The magnanimity of such a conduct could not do less than produce, even in the mind of the unenlightened savage, a paroxysm of surprise, mingled with a sentiment of admiration in which the untaught man may possibly excel his fellow – creature, whose conceptions are moulded by tenets calculated to guard him from the extremes of passion. For a moment the people looked wildly upon their king, whose person they adored, because that his principles were good, and his government just and mild. They saw the obedient chief, to whom the order of strangulation had been imparted, staring with horror and amazement at the change which a few moments had produced; The mandate which had proceeded from the King’s own lips must be obeyed; and, commanded to perform the dreadful office, he proceeded to obey when a sudden shout from the multitude awed him to forbearance. “The King! the King!” from every lip burst forth–’What! kill the King! No, no, let all the strangers live–no man shall kill the King!” Thus were their lives preserved, and the vessel plundered of every thing on board her.

The floor of the Greenwich, which was burnt at Noorheva, still remains, and is dry at low water. All her iron and copper have been taken out by the natives, who have a thorough knowledge of the use of these materials. That they are cannibals is well ascertained. They form distinct factions, and make war upon the ruling chief. The rebels are denominated the typees; and the opposite parties are horribly sanguinary towards each other. Six of the adverse party were killed and devoured by the rebels while Captain Fowler was among them, and the following detestable circumstance occurred on the occasion: A native man belonging to Port Anna Maria, who was not tattooed, and in consequence prohibited from the eating of human flesh, on pain of death, impatient of the restraint, fell upon one of the murdered bodies, and darting his teeth into it in all the madness of a voracious fury, exhaled the crimson moisture, which had not yet coagulated.

The chief of Port Anna Maria, who is very friendly to Europeans, is named Ke-atta-nooe, the first part of the name implying the outrigger of a canoe, and the latter signifying great.

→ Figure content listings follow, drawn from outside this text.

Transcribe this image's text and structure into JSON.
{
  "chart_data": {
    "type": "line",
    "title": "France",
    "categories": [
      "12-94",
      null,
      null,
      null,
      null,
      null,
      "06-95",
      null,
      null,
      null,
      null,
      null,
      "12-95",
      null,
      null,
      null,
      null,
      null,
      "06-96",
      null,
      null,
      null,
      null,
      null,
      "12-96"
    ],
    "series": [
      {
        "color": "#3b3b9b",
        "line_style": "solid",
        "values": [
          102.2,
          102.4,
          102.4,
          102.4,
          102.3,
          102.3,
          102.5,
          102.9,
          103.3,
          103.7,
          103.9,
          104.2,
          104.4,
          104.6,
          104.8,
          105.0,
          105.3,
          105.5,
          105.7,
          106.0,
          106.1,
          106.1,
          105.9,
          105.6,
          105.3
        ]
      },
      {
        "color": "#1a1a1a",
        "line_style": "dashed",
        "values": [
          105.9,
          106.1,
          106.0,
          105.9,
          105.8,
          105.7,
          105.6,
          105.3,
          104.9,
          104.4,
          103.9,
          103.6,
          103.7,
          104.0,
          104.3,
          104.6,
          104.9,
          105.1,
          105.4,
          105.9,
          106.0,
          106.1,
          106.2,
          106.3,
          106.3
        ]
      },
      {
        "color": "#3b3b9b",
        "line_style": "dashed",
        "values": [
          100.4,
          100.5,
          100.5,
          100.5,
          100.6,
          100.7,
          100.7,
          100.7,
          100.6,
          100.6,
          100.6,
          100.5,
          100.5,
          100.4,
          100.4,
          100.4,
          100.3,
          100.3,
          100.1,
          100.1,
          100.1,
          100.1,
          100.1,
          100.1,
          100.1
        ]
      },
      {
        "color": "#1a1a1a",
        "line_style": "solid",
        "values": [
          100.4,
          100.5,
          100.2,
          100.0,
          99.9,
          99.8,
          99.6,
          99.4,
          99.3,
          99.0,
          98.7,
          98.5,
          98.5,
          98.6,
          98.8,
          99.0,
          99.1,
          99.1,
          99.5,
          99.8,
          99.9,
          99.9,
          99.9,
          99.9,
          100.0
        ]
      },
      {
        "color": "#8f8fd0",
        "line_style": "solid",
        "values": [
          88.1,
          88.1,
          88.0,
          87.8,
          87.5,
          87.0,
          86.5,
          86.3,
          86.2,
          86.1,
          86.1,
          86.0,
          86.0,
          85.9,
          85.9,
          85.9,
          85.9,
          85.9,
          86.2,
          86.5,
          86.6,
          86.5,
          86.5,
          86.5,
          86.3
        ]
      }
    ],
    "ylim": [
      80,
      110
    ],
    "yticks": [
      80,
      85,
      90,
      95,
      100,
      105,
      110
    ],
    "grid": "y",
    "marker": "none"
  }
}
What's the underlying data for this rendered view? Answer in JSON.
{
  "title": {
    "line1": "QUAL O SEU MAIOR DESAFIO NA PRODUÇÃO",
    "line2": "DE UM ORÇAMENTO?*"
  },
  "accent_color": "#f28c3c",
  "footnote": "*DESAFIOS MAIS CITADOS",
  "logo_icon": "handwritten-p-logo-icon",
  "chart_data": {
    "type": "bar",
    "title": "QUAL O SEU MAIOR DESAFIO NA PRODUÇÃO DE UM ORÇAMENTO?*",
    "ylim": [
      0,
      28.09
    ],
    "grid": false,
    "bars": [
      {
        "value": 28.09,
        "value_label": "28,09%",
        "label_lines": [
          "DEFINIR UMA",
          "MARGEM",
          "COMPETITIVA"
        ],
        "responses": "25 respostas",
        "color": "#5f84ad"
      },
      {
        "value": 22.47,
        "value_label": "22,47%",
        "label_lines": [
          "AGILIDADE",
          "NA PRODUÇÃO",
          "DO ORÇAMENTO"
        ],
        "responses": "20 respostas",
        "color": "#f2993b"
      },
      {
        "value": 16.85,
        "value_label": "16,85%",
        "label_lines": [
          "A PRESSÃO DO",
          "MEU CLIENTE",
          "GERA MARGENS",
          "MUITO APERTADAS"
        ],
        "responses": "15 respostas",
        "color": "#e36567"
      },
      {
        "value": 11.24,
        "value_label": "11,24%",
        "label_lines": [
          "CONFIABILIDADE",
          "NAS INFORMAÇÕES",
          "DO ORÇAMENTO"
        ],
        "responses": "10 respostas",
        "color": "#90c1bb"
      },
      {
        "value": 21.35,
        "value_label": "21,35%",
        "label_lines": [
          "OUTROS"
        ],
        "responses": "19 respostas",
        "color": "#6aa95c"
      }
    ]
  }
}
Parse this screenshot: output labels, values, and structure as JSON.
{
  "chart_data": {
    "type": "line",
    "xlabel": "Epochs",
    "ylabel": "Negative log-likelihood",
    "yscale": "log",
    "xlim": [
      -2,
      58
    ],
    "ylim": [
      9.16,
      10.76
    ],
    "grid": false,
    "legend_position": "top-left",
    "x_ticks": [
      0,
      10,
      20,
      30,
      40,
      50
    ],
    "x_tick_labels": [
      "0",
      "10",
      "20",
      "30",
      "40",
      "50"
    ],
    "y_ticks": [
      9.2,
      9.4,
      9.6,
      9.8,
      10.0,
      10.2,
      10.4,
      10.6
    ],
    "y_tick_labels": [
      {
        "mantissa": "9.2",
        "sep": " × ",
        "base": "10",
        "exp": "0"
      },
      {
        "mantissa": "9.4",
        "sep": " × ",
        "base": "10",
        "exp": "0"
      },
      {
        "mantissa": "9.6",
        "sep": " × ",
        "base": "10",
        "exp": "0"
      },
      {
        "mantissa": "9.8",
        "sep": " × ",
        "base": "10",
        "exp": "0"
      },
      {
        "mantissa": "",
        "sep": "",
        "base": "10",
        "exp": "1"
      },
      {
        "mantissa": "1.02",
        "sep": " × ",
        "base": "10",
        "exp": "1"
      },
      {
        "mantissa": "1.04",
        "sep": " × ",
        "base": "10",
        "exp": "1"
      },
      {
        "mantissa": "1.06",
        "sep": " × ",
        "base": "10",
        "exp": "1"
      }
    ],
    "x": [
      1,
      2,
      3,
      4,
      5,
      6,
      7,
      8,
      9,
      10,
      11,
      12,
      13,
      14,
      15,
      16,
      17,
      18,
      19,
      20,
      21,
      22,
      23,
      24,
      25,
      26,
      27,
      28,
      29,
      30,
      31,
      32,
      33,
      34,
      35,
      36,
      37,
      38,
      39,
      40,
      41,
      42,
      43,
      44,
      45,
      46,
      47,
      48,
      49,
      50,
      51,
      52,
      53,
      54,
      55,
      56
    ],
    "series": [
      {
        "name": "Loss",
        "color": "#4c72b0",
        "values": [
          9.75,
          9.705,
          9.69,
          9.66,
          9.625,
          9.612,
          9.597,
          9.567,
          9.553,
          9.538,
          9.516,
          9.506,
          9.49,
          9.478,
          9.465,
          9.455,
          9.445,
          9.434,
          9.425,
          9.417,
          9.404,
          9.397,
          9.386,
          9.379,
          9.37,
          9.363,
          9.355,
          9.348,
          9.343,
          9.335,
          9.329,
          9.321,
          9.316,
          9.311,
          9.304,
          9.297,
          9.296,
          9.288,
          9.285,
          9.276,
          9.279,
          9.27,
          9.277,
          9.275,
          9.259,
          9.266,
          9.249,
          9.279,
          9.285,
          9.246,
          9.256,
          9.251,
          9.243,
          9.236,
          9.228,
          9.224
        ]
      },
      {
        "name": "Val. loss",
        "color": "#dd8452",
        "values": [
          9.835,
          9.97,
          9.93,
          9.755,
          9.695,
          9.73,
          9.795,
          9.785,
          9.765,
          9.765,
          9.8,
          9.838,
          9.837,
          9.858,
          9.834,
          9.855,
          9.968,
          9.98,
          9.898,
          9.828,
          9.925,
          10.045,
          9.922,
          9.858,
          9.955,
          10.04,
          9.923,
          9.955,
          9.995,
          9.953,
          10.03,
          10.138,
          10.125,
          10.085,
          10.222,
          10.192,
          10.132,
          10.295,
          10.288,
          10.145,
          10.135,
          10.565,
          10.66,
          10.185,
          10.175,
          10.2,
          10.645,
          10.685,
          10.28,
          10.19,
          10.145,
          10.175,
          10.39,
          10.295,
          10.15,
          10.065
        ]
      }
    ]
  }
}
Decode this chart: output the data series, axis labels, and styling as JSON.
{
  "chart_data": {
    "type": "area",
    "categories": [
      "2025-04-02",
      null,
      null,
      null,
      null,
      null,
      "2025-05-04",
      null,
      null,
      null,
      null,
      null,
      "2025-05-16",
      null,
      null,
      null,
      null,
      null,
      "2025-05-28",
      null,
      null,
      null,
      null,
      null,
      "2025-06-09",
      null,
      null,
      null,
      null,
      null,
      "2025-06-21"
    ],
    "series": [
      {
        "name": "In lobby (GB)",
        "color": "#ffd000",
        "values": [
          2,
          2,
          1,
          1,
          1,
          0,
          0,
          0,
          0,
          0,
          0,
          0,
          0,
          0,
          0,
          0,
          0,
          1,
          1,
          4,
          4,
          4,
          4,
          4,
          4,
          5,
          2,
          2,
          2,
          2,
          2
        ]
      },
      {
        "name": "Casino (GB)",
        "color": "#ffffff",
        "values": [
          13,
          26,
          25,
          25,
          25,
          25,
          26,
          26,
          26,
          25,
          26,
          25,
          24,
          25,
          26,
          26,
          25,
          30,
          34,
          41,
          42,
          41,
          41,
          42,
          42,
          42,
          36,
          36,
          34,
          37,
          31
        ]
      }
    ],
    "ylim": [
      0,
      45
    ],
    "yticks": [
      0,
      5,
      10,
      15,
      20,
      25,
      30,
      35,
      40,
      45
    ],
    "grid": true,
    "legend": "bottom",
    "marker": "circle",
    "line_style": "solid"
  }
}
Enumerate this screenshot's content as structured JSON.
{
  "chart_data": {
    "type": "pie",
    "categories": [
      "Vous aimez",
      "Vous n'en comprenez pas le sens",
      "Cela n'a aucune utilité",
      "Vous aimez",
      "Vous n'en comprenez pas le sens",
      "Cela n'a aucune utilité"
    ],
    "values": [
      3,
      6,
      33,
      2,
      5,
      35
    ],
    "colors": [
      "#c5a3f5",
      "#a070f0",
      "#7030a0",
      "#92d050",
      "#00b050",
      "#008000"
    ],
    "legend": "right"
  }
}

The dress of the men consists merely of a wrapper about the waist; the women are covered from the shoulders downwards to the ancles, and are generally fairer than the Taheitan women. The chiefs have no distinguishing mark or ornament, but in the mode of wearing their hair; which the common orders wear tied up in a large knot on each side of the head, a stripe of which, extending from the forehead to the hollow of the neck, is kept shorn, which practice the chiefs do not adopt. Captain Fowler supposes the worms to be more prevalent and destructive to the ship’s bottoms there than he has any where else witnessed; and to this cause attributes the caution of the natives in drawing up their largest canoes, some of which contain from 80 to 100 warriors. They are anxious after every kind of property carried among them for barter, and this is supposed their chief inducement for attacking vessels, when they can do so with a probability of accomplishing their object.– They have no knowledge of the use of muskets, and have none among them except a few at Port Anna Maria. A gentleman, at this time in Sydney, who resided among them about fifteen years ago in a Missionary capacity, describes them as a people constantly employing their thoughts on plunder, and devising schemes for taking advantage of strangers. Their population is very numerous; which he remarked to some of them, to whom he gave a description of Otaheite, observing at the same time, that its inhabitants were less numerous:–” Can’t we go and take them?- What is there to hinder us?” was immediately demanded. This anecdote we notice as a specimen of their natural inclination to hostility, in which, all accounts respecting them correspond.